29日、民主党は東京都内のホテルで両院議員総会を開き菅直人首相の後継を決める代表選挙を開いた。得票数は野田氏215票を記録、177票の海江田氏を破り、新代表に選出された。投票総数は395、有効投票数は392で無効票は3だった。
野田氏、海江田氏のほか前原誠司前外相(49)、馬淵澄夫前国土交通相(51)、鹿野道彦農相(69)の計5人が立候補した代表選は、1回目の投票でいずれの候補も過半数に達せず、野田氏と海江田氏による決選投票となった。
1回目の得票数は前原氏74票、馬淵氏24票、海江田氏143票、野田氏102票、鹿野氏52票。有効投票数は395、無効票は0だった。
海江田氏は約120人の党内最大勢力を率いる小沢氏や、鳩山由紀夫前首相の全面的な支持を受け、1回目の投票では最多の票を集めた。しかし、野田氏が、海江田氏を通じた小沢氏の影響力維持を懸念する中間派の支持を集め、決選投票では海江田氏の票を上回った。
野田氏はただちに党役員人事に着手し、30日の衆院本会議で第95代、62人目の首相に指名される。
野田氏は早期に出馬の意向を固めたが、復興増税に前向きな姿勢が党内の反発をよび、支持層が重なる前原氏が急きょ出馬したこともあって当初は伸び悩んだ。しかし「怨念(おんねん)を超える政治を」と訴え、決選投票では前原氏の票に加え、鹿野氏の票も取り込んだ。野田氏は2010年代半ばまでに消費税率を10%に引き上げるとした「税と社会保障の一体改革」を推進する立場で、「財務省公認候補」との批判もあった。
前原氏は外国人献金や偽メール問題に言及し「自分自身が古い皮を脱ぎ捨てる必要があることは、誰より自分が身にしみて分かっている」と述べ、「残り2年の(衆院)任期を最後まで皆さんと全力疾走したい」と早期の衆院解散を否定した。
馬淵氏は田中角栄元首相に憧れて政界を目指した経緯に触れ「私にはすべての人の力を発揮させる企業経営の経験がある。全党一丸となって政権運営に取り組む決意だ」と訴えた。
経産相として原発事故を担当した海江田氏は「修羅場をくぐった私にしか分からないことがあり、私だからこそできることがある」と強調。「私が勝利したら総理室のドアはオープンにしておく。皆さんの声を生かしたい」と話した。

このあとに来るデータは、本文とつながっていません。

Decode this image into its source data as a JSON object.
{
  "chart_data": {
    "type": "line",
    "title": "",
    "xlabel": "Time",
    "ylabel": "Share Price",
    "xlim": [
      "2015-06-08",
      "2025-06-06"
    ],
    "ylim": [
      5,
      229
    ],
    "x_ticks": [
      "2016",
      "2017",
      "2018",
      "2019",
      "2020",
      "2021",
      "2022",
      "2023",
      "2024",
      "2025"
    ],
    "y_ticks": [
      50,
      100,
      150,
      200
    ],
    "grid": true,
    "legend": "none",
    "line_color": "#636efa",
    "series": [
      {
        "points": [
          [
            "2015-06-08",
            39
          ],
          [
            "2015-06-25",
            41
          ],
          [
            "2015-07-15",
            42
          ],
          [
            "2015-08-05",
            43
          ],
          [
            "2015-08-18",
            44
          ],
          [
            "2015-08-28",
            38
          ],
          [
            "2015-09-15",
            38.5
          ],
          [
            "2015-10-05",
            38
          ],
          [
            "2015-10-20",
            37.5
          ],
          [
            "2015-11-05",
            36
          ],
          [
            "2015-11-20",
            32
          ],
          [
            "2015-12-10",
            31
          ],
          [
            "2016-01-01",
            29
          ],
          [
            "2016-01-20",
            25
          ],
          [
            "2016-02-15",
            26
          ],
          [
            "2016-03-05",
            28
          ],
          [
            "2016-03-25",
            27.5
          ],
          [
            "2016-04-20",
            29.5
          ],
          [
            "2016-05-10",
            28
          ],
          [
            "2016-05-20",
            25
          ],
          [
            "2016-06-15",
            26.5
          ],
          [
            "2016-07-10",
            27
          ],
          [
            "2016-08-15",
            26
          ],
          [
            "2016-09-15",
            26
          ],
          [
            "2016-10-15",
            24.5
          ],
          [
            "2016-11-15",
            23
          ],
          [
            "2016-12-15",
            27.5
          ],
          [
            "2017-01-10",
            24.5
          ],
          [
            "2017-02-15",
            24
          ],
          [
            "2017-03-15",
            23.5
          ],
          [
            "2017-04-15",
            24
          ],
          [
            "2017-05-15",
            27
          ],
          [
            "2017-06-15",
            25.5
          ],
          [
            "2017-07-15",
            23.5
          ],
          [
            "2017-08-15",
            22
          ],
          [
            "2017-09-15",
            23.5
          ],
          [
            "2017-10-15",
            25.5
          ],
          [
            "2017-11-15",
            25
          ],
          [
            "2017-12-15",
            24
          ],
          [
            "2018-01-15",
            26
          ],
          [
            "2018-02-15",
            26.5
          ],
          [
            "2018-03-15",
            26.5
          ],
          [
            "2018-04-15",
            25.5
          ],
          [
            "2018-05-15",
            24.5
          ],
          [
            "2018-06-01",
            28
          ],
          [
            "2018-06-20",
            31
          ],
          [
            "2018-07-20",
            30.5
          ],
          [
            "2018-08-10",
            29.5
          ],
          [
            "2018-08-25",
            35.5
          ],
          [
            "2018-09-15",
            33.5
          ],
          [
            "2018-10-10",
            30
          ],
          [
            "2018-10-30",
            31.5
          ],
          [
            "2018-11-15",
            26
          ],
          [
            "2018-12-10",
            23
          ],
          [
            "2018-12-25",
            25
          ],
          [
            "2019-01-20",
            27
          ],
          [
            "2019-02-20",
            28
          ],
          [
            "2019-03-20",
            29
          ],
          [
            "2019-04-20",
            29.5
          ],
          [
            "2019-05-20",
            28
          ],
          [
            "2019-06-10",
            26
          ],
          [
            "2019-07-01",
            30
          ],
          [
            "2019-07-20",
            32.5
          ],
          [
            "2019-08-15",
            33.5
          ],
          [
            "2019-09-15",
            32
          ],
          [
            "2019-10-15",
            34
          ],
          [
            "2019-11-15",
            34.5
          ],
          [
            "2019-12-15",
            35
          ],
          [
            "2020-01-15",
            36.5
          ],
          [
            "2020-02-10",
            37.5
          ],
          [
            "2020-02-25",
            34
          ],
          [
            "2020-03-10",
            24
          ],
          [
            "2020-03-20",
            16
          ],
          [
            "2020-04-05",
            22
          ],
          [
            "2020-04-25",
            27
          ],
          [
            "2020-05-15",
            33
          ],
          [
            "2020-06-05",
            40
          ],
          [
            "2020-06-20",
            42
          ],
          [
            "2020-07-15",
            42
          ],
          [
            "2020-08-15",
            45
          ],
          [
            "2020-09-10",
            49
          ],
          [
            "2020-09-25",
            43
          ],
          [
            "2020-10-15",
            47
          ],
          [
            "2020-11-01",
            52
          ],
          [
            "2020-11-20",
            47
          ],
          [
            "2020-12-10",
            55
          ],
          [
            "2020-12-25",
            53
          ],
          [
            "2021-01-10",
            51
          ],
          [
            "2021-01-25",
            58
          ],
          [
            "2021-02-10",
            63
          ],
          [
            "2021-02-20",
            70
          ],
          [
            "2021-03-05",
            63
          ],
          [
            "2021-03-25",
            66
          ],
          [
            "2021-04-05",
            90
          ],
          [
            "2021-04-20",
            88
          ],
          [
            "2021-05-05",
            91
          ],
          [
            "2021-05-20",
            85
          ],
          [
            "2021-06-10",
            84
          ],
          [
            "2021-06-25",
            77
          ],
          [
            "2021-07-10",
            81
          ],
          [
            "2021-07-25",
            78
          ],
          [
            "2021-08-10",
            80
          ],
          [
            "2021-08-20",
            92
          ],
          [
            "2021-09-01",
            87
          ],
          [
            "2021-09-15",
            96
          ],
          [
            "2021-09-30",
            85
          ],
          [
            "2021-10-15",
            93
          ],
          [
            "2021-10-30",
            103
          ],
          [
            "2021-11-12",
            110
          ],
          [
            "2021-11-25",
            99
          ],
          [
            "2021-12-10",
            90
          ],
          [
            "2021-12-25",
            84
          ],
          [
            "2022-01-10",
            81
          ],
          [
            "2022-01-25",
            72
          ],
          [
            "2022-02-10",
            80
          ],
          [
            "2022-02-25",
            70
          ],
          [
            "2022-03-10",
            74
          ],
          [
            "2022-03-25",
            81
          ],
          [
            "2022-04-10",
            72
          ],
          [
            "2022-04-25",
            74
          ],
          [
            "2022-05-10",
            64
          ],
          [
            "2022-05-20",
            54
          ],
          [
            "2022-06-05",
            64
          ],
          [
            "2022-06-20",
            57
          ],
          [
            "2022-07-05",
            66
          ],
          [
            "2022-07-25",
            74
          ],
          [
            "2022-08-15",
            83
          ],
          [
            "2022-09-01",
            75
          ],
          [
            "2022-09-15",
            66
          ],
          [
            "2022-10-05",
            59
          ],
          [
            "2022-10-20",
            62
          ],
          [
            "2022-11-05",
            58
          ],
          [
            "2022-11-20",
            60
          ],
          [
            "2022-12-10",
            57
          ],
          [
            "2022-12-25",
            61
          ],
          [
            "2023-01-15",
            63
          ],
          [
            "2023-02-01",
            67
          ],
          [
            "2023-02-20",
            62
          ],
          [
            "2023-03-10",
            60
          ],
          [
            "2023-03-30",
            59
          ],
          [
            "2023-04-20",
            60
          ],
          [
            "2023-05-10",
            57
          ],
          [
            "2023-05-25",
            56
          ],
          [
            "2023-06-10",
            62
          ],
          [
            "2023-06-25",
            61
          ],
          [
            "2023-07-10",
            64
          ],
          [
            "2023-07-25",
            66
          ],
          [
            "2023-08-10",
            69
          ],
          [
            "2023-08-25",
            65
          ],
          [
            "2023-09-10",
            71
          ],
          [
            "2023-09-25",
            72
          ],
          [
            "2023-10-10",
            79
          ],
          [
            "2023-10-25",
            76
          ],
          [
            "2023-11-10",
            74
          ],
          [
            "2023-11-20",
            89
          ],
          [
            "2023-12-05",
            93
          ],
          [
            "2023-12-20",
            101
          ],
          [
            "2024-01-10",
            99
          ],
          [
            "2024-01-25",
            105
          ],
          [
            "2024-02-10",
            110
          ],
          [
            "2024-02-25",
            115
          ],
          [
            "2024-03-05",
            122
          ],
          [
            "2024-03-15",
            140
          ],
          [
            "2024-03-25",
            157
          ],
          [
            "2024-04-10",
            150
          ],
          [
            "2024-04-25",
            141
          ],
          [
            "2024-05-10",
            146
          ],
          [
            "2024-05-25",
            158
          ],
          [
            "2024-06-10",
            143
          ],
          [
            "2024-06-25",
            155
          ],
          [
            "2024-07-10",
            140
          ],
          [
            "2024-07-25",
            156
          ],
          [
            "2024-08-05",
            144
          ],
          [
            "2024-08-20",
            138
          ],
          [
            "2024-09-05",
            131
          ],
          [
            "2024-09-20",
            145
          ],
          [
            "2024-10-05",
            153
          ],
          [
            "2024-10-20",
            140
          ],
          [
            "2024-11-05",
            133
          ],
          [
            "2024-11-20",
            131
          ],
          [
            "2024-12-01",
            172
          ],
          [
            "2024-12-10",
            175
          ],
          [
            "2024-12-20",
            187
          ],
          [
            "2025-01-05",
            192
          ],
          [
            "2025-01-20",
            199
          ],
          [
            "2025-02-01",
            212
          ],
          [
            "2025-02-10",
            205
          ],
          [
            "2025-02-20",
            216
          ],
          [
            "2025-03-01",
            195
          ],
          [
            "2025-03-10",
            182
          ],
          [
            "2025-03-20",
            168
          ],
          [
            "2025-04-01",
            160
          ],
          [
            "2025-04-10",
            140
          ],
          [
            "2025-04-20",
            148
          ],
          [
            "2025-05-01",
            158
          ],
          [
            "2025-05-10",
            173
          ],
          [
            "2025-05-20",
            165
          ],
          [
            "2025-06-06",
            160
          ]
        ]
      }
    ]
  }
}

野田氏は自身の風貌をドジョウにたとえ、「金魚のまねはできない。支持率はすぐ上がらないと思う。だから解散はしません」と語り、「泥臭く汗をかき全身全霊でこの国を前進させる、ドジョウの政治をとことんやり抜きたい」と語った。
鹿野氏は「融合と和の心を持って民主党は一つにならねばならない」と強調。「政権を担うのは苦しく大変だとしっかり身に刻み、我慢することだ。真の勇気と気概と信念を投票行動で表してもらいたい」と訴えた。